Mexico is nearly as I remember except it seems to be happening in the background while I’m distracted by email and kids, thinking about returning to Berkeley, setting up a dolphin swim.  It’s like I’m separated from everything by a bubble. My auto-correct tried to fill in “Bible.”  I hope I’m not separated from the world by a Bible.  My son and I stopped briefly at the cathedral on our way to get playing cards, on our way to the cafe to play two computer games.  Reminds me of a trip to Hawaii with my parents as a teenager.  Now we’re getting a handmade bracelet for my daughter’s friend while I approve several games my daughter requests from her iPad up at the Avalon pool.  We order after deciding the water taxi would be too bumpy to take us to the dolphins tomorrow, and too slow.  My son plays two games while I play one.

The sun comes out but I feel as though I’m going crazy because as the afternoon wears on  and I try to write my son keeps tapping me a certain way, trying to get me to play Ron Beasley in a Harry Potter game.  But it’s bright now and a relief after a day of clouds.  Writing for the first time in a while.  I’ve been reading this three-book Magicians series, so easy to fall into.  They’re books about mirrors and losing oneself in books.  I could lose myself in a book about losing myself in the details of Puerto Vallarta.  Didn’t I read somewhere that authors have to write and that is the only reason they can bring themselves to do it?  Makes the usual sort of paradox out of free will because if I’m writing it’s only because I have to.  Like actually noticing clouds appearing out of thin air rather than rolling across the horizon.  Free will is like seeing the sun come out and thinking, “What a good job I did!”

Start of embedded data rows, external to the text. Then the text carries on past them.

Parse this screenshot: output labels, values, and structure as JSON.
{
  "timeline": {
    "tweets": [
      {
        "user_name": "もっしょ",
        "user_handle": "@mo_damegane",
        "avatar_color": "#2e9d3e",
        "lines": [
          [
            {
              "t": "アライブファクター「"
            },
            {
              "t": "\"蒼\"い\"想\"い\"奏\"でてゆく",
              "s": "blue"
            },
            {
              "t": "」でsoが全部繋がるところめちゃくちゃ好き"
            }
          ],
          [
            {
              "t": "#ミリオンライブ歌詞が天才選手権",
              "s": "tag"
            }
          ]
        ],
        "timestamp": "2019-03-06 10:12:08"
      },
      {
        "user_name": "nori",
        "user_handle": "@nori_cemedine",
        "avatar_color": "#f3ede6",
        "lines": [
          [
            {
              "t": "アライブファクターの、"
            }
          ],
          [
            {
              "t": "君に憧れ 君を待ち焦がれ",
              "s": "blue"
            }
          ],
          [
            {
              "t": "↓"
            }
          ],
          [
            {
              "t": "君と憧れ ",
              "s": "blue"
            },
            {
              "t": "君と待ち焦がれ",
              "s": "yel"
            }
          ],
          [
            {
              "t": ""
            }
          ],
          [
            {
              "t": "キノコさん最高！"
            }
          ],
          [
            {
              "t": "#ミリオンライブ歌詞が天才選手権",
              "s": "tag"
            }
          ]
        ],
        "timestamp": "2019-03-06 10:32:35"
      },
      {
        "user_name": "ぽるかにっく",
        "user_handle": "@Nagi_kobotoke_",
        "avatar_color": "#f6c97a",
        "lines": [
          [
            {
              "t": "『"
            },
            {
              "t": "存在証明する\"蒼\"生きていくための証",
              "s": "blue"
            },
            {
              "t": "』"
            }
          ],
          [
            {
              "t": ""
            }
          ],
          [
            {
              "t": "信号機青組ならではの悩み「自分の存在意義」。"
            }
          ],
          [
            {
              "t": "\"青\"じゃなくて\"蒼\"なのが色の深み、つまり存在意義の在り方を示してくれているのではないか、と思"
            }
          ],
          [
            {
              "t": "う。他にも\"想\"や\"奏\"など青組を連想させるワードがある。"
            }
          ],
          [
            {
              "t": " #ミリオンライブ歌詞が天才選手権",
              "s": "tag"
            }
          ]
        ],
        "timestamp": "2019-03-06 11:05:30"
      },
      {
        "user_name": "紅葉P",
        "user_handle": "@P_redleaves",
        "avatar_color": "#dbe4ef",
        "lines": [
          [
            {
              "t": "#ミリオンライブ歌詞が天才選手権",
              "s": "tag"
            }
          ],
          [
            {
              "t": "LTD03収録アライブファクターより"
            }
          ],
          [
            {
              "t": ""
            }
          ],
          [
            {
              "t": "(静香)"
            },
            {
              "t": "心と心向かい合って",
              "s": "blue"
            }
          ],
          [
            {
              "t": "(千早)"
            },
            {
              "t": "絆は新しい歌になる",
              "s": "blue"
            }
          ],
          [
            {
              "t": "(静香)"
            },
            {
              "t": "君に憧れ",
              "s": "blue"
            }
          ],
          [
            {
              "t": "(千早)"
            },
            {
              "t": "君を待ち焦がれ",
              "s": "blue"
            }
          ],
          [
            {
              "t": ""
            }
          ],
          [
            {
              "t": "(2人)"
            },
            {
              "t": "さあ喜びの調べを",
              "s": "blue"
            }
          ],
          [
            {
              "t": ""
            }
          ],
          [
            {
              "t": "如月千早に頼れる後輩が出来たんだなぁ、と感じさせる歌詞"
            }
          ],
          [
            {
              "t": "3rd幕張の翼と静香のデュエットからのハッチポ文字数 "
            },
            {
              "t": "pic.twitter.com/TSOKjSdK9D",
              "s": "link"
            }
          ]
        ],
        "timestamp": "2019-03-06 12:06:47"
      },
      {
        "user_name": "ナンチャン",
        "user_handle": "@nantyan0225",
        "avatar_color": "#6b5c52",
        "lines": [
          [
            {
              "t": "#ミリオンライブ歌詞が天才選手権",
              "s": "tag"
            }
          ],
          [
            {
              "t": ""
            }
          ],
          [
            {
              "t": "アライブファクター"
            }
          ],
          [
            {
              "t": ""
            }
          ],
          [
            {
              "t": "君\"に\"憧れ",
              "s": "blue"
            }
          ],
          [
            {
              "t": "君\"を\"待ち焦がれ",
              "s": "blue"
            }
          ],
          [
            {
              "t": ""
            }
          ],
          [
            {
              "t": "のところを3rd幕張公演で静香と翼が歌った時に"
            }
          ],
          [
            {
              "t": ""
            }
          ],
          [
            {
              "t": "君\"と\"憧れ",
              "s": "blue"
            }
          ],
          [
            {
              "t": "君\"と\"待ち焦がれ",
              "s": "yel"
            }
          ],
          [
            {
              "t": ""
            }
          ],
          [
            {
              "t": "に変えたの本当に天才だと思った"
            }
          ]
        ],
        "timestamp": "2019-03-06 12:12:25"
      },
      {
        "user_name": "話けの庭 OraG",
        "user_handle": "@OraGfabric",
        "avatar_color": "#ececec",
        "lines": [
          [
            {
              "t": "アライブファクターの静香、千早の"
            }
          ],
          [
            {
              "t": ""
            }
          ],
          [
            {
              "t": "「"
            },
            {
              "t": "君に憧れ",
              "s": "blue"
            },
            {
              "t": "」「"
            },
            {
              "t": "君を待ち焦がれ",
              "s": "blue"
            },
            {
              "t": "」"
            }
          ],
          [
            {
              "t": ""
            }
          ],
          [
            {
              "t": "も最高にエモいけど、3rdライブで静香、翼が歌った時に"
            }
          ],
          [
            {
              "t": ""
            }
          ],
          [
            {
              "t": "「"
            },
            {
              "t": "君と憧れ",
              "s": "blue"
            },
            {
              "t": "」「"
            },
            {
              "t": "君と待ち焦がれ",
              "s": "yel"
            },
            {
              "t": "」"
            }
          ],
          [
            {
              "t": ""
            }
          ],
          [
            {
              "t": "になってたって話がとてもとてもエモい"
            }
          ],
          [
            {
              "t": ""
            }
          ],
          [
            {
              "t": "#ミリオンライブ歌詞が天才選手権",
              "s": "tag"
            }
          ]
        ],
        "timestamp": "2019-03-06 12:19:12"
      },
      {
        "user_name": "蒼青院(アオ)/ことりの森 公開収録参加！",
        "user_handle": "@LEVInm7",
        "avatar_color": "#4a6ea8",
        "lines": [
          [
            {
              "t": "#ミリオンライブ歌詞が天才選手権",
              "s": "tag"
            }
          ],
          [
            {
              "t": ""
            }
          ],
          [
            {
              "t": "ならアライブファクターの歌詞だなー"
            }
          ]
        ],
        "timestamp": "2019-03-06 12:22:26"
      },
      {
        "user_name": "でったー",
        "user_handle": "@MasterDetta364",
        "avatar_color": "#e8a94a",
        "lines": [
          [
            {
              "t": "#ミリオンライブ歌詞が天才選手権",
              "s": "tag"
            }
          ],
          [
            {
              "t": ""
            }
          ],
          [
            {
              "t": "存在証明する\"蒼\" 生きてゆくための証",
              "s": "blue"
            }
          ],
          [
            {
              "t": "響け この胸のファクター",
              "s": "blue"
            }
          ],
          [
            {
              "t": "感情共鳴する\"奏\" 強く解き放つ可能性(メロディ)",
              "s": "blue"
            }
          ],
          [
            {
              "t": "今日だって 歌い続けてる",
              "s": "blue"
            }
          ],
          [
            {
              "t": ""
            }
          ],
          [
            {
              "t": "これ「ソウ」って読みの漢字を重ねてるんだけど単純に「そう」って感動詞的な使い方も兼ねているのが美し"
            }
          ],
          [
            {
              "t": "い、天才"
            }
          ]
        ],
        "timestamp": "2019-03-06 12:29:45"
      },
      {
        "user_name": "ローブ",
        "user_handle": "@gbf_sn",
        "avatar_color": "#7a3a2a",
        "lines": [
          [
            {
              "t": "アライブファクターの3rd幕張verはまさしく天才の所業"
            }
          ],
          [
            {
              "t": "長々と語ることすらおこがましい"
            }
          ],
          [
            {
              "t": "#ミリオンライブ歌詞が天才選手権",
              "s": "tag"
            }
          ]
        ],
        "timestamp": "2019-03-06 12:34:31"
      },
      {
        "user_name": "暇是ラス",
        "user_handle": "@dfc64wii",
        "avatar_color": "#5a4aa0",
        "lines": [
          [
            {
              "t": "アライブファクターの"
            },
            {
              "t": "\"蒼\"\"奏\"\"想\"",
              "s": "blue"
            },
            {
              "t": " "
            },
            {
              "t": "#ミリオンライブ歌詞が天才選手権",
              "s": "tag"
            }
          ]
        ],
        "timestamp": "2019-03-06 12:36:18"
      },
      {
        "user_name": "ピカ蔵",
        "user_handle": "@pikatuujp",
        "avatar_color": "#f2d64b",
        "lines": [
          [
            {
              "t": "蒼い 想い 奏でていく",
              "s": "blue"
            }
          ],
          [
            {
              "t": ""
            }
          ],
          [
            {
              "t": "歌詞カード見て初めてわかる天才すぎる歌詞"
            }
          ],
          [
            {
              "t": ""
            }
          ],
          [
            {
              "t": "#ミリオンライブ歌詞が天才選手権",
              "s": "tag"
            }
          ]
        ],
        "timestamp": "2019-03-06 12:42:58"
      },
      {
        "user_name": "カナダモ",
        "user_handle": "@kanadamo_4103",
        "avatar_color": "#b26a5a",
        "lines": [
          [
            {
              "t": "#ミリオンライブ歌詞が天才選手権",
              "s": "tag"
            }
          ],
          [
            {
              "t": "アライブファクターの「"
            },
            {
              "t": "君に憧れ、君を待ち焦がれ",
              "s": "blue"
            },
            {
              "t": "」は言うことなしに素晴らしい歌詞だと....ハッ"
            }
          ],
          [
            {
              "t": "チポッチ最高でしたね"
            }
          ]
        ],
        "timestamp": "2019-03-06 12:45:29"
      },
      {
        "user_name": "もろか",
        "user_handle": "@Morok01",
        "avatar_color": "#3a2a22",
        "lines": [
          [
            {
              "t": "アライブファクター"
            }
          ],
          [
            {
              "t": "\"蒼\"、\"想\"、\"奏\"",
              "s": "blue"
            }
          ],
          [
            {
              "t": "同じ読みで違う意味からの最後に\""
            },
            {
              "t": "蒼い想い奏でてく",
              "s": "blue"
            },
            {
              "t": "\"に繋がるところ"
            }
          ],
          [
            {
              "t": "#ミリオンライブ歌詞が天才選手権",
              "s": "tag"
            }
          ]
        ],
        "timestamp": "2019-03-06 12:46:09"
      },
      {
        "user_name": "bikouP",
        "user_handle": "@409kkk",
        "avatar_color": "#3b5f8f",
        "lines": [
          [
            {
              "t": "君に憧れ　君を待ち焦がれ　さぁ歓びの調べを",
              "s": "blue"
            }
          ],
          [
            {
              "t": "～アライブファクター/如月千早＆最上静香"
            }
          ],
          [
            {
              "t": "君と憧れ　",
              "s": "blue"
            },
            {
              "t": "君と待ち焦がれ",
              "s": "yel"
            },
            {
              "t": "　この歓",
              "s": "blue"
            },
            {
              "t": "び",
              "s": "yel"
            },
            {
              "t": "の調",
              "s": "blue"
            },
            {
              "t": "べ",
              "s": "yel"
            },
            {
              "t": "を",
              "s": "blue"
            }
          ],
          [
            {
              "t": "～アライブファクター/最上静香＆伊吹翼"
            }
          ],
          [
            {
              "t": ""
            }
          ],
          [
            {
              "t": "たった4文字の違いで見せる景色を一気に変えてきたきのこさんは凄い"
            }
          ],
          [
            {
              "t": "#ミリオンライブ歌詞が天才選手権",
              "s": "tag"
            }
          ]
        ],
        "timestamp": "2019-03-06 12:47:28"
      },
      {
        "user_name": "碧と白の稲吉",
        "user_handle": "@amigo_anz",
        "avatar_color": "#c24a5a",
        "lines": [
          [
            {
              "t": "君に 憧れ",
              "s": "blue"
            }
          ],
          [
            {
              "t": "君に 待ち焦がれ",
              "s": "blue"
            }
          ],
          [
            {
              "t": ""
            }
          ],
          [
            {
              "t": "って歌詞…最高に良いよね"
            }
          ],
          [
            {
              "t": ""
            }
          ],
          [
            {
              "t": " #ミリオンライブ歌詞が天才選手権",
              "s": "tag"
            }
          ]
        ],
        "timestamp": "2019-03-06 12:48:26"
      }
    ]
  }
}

There’s something more important than free will, though it’s related, and as we close the glass doors for the evening and hear the  fireworks across the water the darkness amidst the shush of air-conditioning I see it’s personal development:  free will or no, you either develop or you are already dead.  Develop haltingly and you’re haltingly alive.  Tell me about it.  I’m back in Mexico after how many years and the fried Lima beans taste good.  And what have I learned except that it’s much harder to manage four psyches than even the impossible task of managing one. My wife reads and my kids are supposed to be reading too. Mischief managed?  More like mischief overlooked.  It’s too quiet out there so I go to check:  one reads, one doesn’t.

Just like that it’s nine PM.  Different when I’m not lost in a book. More happens. I’m more willing to let go of the day in delicious anticipation of tomorrow.  King Arthur was supposed to return from Avalon someday, wasn’t he?  When I return from my stay will it merge with my other travels into a montage of cobblestone streets and beachside restaurants?  After my conveyance here to the Avalon par avion what is next that isn’t a retreat from the pain of missing this repeated retreat?  Children, challenges, the spirit to say Yes I’ll write.  The courage not to live to please to earn rewards?  The rewards are never enough; only the earning is worthy.  Unless Arthur wakes up and gets some work done Avalon is a quiet place.  As quiet as a tomb.